In der ersten Jahreshälfte 2022 sank die monatliche Pünktlichkeit im Personenfernverkehr kontinuierlich von 80,9 % im Januar auf Werte unter 60 % in den Monaten Juni, Juli und August.[5][6][7][8] Bahnintern gilt eine Pünktlichkeit von unter 70 % als rote Linie. Danach setze eine Art Todesspirale ein, die letztendlich zum Festfahren führt, wie Bahnchef Richard Lutz beschreibt.[9]
Gleichzeitig war die Lage im Güterverkehr trotz Krisensitzung des BDI Anfang 2022 unverändert schlecht: Schon 2021 waren 41,6 % der Güterzüge verspätet, auch 2022 waren bis Juni nur 60 % der Güterzüge pünktlich. An die Zielsetzung der Bundesregierung im Rahmen des 2020 veröffentlichten Masterplan Schienenverkehr, bis 2030 den Anteil der Bahn am Warentransport von 18,3 % auf 25 % auszubauen, glaubte beim Schienenverband Netzwerk Europäischer Eisenbahnen (NEE) kaum noch jemand.[10]
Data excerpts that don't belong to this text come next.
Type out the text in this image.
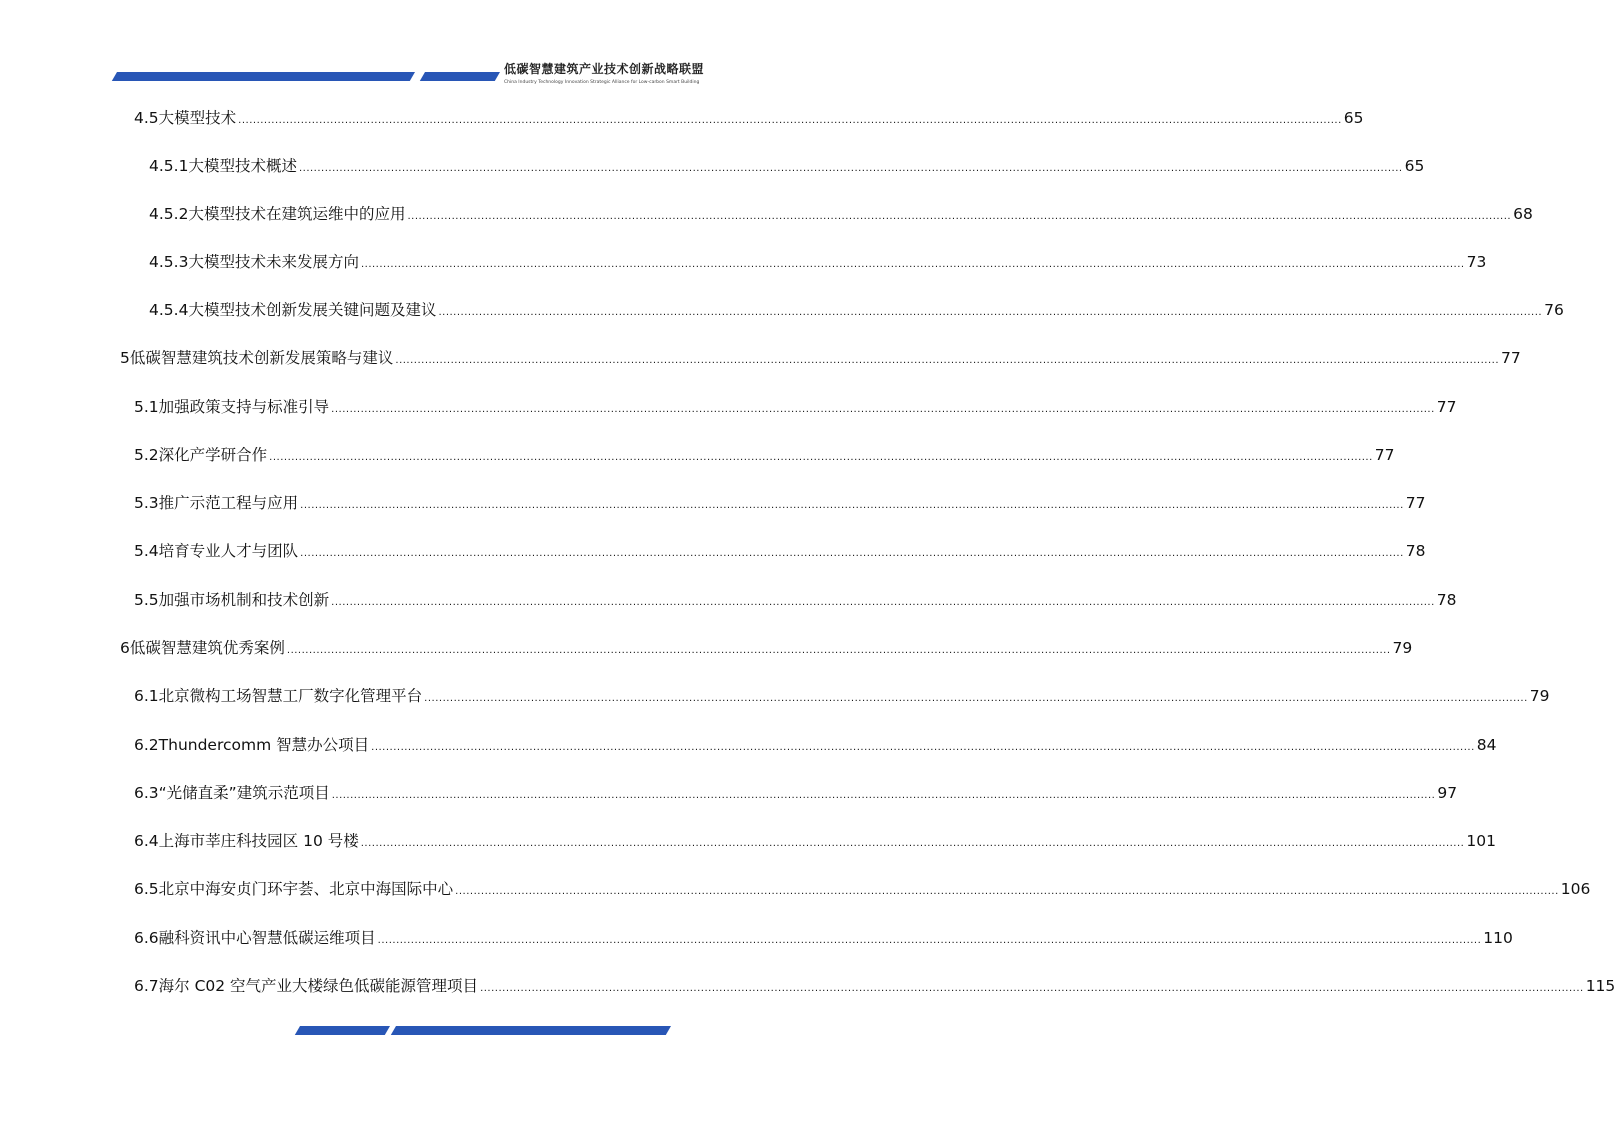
低碳智慧建筑产业技术创新战略联盟
China Industry Technology Innovation Strategic Alliance for Low-carbon Smart Building
4.5 大模型技术 ............................................................................................................................................................................................................................................................................................................ 65
4.5.1 大模型技术概述 ............................................................................................................................................................................................................................................................................................................ 65
4.5.2 大模型技术在建筑运维中的应用 ............................................................................................................................................................................................................................................................................................................ 68
4.5.3 大模型技术未来发展方向 ............................................................................................................................................................................................................................................................................................................ 73
4.5.4 大模型技术创新发展关键问题及建议 ............................................................................................................................................................................................................................................................................................................ 76
5 低碳智慧建筑技术创新发展策略与建议 ............................................................................................................................................................................................................................................................................................................ 77
5.1 加强政策支持与标准引导 ............................................................................................................................................................................................................................................................................................................ 77
5.2 深化产学研合作 ............................................................................................................................................................................................................................................................................................................ 77
5.3 推广示范工程与应用 ............................................................................................................................................................................................................................................................................................................ 77
5.4 培育专业人才与团队 ............................................................................................................................................................................................................................................................................................................ 78
5.5 加强市场机制和技术创新 ............................................................................................................................................................................................................................................................................................................ 78
6 低碳智慧建筑优秀案例 ............................................................................................................................................................................................................................................................................................................ 79
6.1 北京微构工场智慧工厂数字化管理平台 ............................................................................................................................................................................................................................................................................................................ 79
6.2 Thundercomm 智慧办公项目 ............................................................................................................................................................................................................................................................................................................ 84
6.3 “光储直柔”建筑示范项目 ............................................................................................................................................................................................................................................................................................................ 97
6.4 上海市莘庄科技园区 10 号楼 ............................................................................................................................................................................................................................................................................................................ 101
6.5 北京中海安贞门环宇荟、北京中海国际中心 ............................................................................................................................................................................................................................................................................................................ 106
6.6 融科资讯中心智慧低碳运维项目 ............................................................................................................................................................................................................................................................................................................ 110
6.7 海尔 C02 空气产业大楼绿色低碳能源管理项目 ............................................................................................................................................................................................................................................................................................................ 115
DB Cargo Produktionsvorstand Ralf Kloß beschrieb die Situation Mitte Mai 2022 in einem DB Cargo internen Video: Das Chaos sei inzwischen derartig gewaltig aufgrund von Baumaßnahmen und Störungen, dass es kaum noch zu beherrschen sei. Er habe in seinen 40 Jahren bei DB Cargo eine solche Situation nicht erlebt. Man denke über sehr radikale Maßnahmen nach und habe als erste Notaktionen u. a. für 25–30 % der Annahmestellen einen Stop für Einzelwagenverkehr verhängt.[10][11] An einem Freitag Ende Mai 2022 standen 309 Züge der DB-Cargo, unfreiwillig.[12] An einem Montag Ende Mai musste DB Cargo 400 Züge im Depot lassen.[12]
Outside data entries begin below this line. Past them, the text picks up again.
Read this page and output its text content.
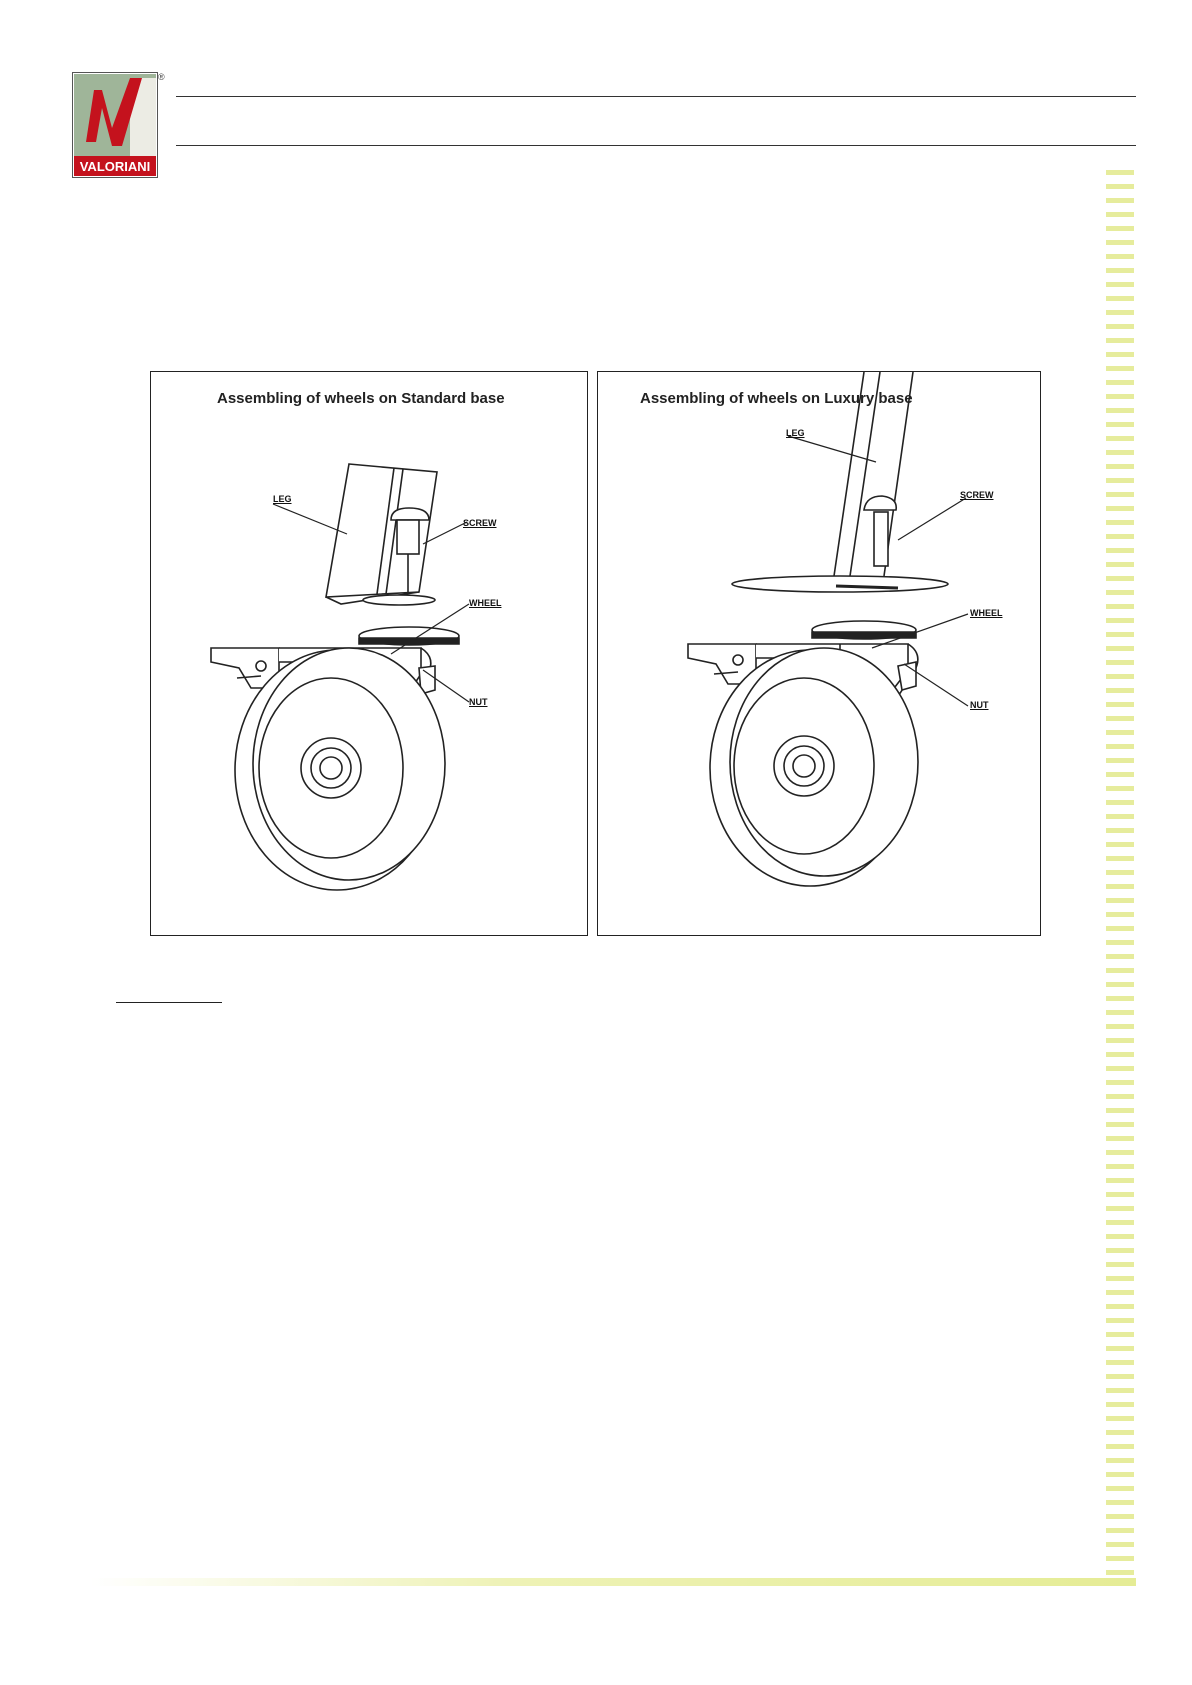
VALORIANI
®
Assembling of wheels on Standard base
LEG
SCREW
WHEEL
NUT
Assembling of wheels on Luxury base
LEG
SCREW
WHEEL
NUT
Viele Unternehmen ließen wegen der Verspätungen und Ausfälle ihre Waren lieber wieder mit dem LKW befördern, weil die Bahn das Lieferaufkommen nicht bewältigen konnte.[13] Immer mehr Speditionen würden von ihren Auftraggebern aufgefordert, die Bahn auf ihren Transportwegen zu streichen, so Frank Huster vom Branchenverband DSLV Bundesverband Spedition und Logistik (DSLV).[10]
Ursache für die Verspätungen war das Übermaß an Baustellen, das einen reibungslosen Verkehr nicht mehr zuließ.[10] Alleine für den Zeitraum vom 3. Juni bis 28. August 2022 waren 20.712 einzelne Bau- und Reparaturmaßnahmen bei der DB Netz AG aufgeführt.[10] Dabei waren Forderungen nach einer Bündelung der Baumaßnahmen schon zuvor von verschiedenen Seiten geäußert worden.[10][12]
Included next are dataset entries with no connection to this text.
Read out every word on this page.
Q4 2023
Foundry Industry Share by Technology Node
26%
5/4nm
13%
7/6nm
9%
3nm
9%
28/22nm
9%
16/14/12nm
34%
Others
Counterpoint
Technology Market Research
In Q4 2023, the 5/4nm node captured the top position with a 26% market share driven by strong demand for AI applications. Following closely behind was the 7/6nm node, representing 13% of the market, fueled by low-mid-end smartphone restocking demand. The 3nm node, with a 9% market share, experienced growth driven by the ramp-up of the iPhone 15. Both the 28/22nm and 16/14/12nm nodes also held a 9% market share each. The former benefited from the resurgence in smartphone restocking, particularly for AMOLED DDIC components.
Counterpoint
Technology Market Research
Nachdem DB-Cargo in einem Telefonat Ende Mai Kunden über ein bevorstehendes „bitteres Jahr“ informiert hatte, entschlossen sich die Kunden, sich an Verkehrsminister Volker Wissing zu wenden.[12]
Am 22. Juni 2022 machte Volker Wissing die Sanierung des Bahnnetzes zur Chefsache: „So wie es ist, kann es nicht bleiben“.[14][15][16] In einer gemeinsamen Pressekonferenz mit Bahnchef Richard Lutz[17] kündigte er eine grundlegende Sanierung des Schienennetzes an. Die Arbeiten sollen 2024 starten und 2030 in ein Hochleistungsnetz münden. Die Klimaziele der Regierung seien mit dem aktuellen Zustand der Bahn nicht zu schaffen. Die Infrastruktur der Bahn sei jahrelang vernachlässigt und durch Unterfinanzierung und politische Versäumnisse an ihre absolute Grenze gebracht worden. Die Nutzungsintensität auf dem Schienennetz hat sich seit der Bahnreform 1994 bis 2021 um mehr als 60 Prozent erhöht. Laut Bahnchef Lutz waren 2010 rund 47.000 Personen- und Güterzüge unterwegs, im Jahr 2022 sind es rund 51.000 und für 2030 werden gut 59.000 Züge erwartet.[14]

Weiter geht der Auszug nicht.